Congratulations to Department of English professor Robert Rouse on being awarded a 2015-2016 UBC Killam Teaching Prize. The Killam Teaching Prizes are awarded annually to faculty members in recognition of excellence in teaching.
Professor Rouse is a very popular teacher whose courses are often wait-listed. Students, some of whom have taken three or more of his courses, enjoy his infectious enthusiasm for his subject. They find him generous in sharing his knowledge, and prompt, thorough, patient and kind in his dealings with them. To help his classes understand the medieval world, he has organized demonstrations of swordplay, brought in a full-sized replica of a pre-Cartesian map, and cooked historically documented pre-modern food.
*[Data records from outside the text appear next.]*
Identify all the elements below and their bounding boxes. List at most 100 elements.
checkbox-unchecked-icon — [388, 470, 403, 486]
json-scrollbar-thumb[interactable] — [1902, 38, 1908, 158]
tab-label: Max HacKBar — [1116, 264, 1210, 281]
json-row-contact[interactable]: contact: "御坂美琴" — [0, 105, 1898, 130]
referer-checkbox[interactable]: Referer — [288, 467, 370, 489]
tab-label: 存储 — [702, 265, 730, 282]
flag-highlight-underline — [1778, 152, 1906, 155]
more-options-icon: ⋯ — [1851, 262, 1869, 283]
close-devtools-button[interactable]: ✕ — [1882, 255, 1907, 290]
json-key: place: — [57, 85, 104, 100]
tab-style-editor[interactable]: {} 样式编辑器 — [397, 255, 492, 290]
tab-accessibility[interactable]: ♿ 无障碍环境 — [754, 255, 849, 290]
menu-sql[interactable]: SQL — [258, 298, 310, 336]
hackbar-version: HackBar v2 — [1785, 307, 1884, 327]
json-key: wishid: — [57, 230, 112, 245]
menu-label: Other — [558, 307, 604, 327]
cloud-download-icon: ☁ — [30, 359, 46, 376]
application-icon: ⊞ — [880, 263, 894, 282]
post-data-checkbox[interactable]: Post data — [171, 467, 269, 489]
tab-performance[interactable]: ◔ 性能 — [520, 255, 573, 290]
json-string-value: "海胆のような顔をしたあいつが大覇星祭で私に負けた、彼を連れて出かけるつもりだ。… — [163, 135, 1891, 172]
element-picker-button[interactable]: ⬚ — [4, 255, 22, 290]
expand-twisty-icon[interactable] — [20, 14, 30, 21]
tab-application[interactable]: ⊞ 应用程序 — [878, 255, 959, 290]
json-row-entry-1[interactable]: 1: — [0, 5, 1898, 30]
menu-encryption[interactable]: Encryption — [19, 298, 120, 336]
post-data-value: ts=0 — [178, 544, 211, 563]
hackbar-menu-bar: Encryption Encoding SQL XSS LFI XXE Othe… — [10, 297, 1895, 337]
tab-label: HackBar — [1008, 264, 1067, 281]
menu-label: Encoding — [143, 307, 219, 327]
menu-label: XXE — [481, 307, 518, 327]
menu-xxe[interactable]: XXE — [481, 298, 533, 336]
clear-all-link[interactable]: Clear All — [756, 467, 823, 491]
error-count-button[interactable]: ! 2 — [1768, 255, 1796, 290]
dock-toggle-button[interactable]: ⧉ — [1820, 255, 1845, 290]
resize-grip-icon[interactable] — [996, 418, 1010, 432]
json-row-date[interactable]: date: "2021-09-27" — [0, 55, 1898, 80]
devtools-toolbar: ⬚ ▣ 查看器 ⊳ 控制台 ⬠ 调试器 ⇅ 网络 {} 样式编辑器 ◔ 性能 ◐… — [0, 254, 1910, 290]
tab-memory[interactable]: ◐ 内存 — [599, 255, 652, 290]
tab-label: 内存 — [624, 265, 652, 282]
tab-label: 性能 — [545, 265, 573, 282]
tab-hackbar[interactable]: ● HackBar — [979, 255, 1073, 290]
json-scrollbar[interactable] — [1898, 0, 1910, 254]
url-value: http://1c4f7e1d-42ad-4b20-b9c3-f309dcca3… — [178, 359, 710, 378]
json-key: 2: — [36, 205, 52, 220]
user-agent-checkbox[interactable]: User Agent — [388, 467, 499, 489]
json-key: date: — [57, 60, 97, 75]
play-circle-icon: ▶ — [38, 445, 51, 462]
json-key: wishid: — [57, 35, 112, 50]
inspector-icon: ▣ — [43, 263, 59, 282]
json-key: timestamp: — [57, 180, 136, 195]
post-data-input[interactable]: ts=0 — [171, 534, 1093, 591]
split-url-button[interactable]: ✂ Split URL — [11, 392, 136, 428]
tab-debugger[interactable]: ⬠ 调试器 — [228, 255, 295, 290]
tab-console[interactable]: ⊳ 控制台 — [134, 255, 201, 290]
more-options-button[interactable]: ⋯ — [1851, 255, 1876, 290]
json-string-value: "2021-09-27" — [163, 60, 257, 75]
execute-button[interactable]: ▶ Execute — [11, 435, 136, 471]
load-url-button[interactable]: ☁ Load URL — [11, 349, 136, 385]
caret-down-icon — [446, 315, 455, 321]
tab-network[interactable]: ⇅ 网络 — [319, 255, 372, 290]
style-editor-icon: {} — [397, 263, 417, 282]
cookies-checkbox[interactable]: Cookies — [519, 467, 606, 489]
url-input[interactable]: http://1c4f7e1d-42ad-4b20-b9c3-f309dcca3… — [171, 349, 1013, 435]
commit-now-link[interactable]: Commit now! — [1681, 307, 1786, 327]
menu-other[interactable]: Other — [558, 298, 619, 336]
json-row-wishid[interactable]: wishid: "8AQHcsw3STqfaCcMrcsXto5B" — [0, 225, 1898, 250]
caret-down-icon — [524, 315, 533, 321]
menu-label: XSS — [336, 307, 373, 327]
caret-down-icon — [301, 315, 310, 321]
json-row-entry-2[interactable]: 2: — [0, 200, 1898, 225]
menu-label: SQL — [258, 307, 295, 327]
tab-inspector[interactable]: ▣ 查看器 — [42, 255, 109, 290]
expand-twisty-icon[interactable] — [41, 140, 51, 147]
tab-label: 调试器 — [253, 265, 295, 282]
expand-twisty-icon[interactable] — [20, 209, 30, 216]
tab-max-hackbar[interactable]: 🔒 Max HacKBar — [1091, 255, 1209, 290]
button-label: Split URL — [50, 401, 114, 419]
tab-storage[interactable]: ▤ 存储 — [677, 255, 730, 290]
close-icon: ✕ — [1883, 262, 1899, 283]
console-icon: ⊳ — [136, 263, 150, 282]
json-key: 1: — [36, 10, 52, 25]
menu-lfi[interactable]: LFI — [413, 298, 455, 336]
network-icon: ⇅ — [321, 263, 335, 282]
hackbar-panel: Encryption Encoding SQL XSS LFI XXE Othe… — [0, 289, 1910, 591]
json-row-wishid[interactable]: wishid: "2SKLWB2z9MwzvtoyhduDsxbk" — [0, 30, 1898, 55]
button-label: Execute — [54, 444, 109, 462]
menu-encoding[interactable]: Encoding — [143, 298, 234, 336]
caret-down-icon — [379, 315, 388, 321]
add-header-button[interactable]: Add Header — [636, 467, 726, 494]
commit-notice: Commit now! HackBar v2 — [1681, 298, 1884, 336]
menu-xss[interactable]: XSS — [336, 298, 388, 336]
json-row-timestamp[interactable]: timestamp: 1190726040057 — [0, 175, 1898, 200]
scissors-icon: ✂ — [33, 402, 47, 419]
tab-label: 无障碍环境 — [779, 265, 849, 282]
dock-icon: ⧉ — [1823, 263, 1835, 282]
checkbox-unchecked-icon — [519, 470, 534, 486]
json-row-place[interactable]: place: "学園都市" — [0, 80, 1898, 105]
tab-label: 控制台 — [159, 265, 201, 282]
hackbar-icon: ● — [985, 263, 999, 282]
He is skillful at drawing parallels between medieval and contemporary culture, and he draws out the cultural afterlife of medieval texts.
Robert Rouse
I joined the Department of English at the University of British Columbia in 2005 after studying and teaching in the United Kingdom. My own research has been primarily concerned with medieval romance (both Arthurian and non-Arthurian), writing on issues of historiography (in particular post-conquest perceptions of the Anglo-Saxon Past), English national identity, saracens and other medieval others, the law, the medieval erotic, the medieval geographical imagination, and ecocritical approaches to premodern texts. I have published three books and numerous articles on medieval literature and culture, details of which can be found on my publication and research pages. I am currently completing a book on the Medieval Geographical Imagination, in addition to being one of the General Editors (with Siân Echard) of the Wiley-Blackwell Encyclopedia of British Medieval Literature (forthcoming in 2017).